Не все еще потеряно. Не все.
Промозглый ветер Балтики и Ладоги внезапно ворвался в блиндаж.
– Товарищ генерал-лейтенант! Там это…
Мерецков грузно повернулся на голос. На посиневшем, с красными пятнышками, носу адъютанта висела мутноватая сопливая капля.
– Что это, полковник?
– Там это!
– Да что именно? – повысил голос комфронта.
Полковник шмыгнул носом, ровно мальчишка:
– Это… Того…
Мерецков потерял терпение и вышел из блиндажа.

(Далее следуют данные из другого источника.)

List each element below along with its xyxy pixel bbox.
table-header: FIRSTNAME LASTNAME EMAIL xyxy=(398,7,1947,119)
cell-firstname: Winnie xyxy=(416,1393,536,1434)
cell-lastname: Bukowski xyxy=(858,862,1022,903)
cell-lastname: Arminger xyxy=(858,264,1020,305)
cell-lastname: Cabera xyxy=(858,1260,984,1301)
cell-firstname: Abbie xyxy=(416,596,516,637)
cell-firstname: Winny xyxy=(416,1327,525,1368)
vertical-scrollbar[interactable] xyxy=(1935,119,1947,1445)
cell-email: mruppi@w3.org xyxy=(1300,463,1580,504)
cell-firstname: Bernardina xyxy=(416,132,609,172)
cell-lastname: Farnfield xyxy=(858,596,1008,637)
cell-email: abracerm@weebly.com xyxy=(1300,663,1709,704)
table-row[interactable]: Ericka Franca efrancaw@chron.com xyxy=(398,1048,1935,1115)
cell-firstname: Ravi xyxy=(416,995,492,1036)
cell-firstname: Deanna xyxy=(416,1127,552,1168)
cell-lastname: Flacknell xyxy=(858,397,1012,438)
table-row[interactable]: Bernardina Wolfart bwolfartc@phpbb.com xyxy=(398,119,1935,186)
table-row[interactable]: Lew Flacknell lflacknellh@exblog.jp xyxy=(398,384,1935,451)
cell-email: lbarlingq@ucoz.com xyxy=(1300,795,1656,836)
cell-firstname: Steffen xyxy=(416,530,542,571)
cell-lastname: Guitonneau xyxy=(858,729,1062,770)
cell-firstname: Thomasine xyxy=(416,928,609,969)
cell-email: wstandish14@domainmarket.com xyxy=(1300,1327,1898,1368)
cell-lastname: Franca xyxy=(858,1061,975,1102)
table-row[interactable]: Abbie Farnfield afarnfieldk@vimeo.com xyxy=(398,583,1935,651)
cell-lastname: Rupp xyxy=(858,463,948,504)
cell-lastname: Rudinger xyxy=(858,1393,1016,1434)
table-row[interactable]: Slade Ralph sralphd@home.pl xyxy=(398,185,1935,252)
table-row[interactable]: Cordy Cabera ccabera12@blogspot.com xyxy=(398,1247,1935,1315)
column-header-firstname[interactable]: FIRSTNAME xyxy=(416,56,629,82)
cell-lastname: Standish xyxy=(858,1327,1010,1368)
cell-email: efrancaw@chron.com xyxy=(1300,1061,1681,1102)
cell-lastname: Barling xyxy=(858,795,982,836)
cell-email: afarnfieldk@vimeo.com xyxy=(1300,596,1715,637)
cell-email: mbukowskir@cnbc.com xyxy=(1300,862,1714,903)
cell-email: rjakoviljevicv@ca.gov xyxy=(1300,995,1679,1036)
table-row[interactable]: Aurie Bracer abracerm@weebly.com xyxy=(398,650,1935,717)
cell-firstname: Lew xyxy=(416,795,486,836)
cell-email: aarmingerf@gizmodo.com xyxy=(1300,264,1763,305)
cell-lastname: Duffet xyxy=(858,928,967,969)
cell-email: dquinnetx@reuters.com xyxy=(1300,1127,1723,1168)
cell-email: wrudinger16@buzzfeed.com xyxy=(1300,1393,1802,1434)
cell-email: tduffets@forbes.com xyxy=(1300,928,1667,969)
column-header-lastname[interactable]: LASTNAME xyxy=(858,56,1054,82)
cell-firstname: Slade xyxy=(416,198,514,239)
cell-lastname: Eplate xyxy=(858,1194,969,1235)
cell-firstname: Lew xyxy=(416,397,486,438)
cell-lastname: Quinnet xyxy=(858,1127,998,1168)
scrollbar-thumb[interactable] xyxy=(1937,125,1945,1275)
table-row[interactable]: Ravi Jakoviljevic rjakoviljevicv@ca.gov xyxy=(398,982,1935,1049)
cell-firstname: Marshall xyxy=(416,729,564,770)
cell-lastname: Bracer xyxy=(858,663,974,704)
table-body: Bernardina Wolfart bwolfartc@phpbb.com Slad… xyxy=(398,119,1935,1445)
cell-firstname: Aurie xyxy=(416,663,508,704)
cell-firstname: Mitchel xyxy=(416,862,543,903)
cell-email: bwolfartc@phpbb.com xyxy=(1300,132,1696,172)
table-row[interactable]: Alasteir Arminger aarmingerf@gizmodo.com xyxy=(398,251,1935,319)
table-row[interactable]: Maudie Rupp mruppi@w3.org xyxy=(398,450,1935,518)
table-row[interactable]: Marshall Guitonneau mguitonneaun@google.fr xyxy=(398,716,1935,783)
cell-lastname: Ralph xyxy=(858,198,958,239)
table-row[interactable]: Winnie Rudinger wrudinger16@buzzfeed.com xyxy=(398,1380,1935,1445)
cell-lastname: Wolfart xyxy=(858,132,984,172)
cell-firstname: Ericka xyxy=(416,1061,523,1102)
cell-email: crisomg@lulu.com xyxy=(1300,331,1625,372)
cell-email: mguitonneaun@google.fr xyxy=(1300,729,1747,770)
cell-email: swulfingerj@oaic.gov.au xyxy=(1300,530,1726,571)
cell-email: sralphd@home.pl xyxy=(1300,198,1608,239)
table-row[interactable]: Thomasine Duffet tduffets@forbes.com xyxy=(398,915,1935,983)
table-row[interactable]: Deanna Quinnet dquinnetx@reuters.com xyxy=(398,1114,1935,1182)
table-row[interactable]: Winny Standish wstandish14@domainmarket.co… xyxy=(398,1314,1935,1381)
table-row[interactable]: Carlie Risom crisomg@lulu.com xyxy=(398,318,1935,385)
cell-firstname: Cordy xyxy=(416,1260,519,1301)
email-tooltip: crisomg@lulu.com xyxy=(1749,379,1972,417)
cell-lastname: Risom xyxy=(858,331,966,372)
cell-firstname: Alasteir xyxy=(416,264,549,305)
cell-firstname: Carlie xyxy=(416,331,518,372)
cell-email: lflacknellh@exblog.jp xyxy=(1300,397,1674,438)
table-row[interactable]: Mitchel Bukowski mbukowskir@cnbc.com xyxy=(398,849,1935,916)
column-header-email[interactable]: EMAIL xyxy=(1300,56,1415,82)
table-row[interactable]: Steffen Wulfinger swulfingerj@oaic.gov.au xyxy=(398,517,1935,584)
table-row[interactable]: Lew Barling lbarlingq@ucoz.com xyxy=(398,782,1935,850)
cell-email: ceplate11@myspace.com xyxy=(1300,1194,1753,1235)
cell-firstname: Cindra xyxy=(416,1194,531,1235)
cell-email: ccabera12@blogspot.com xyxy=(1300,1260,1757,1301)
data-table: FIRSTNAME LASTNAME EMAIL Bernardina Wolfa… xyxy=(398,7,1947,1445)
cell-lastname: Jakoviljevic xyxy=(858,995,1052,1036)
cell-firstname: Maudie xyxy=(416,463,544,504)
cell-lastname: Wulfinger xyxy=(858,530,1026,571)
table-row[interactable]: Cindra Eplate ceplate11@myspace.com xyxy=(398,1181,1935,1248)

Поле перешли без особых приключений. Какие там могут быть приключения, когда ползешь по сантиметру мордой в грязь, замирая при любом близком разрыве или пулеметной очереди!
Москвичев никогда не думал, что в мокром тумане так красивы пулеметные очереди, огненными строчками прошивающие воздух.
Вот ты лежишь, утопая в грязи, и шмыгаешь носом, чтобы эта самая грязь в нос не попала. Иначе – захлебнешься. И смотришь перед собой, стараясь не поднимать голову. Впереди – серая промозглая хмарь, через которую несутся навстречу друг другу длинными тире разноцветные смертельные черточки.
И вот стоит тебе приподнять голову – все. Конец всему. Иногда даже хочется встать и пусть все закончится. Пусть они порвут тебя, но лишь бы скорее все закончилось.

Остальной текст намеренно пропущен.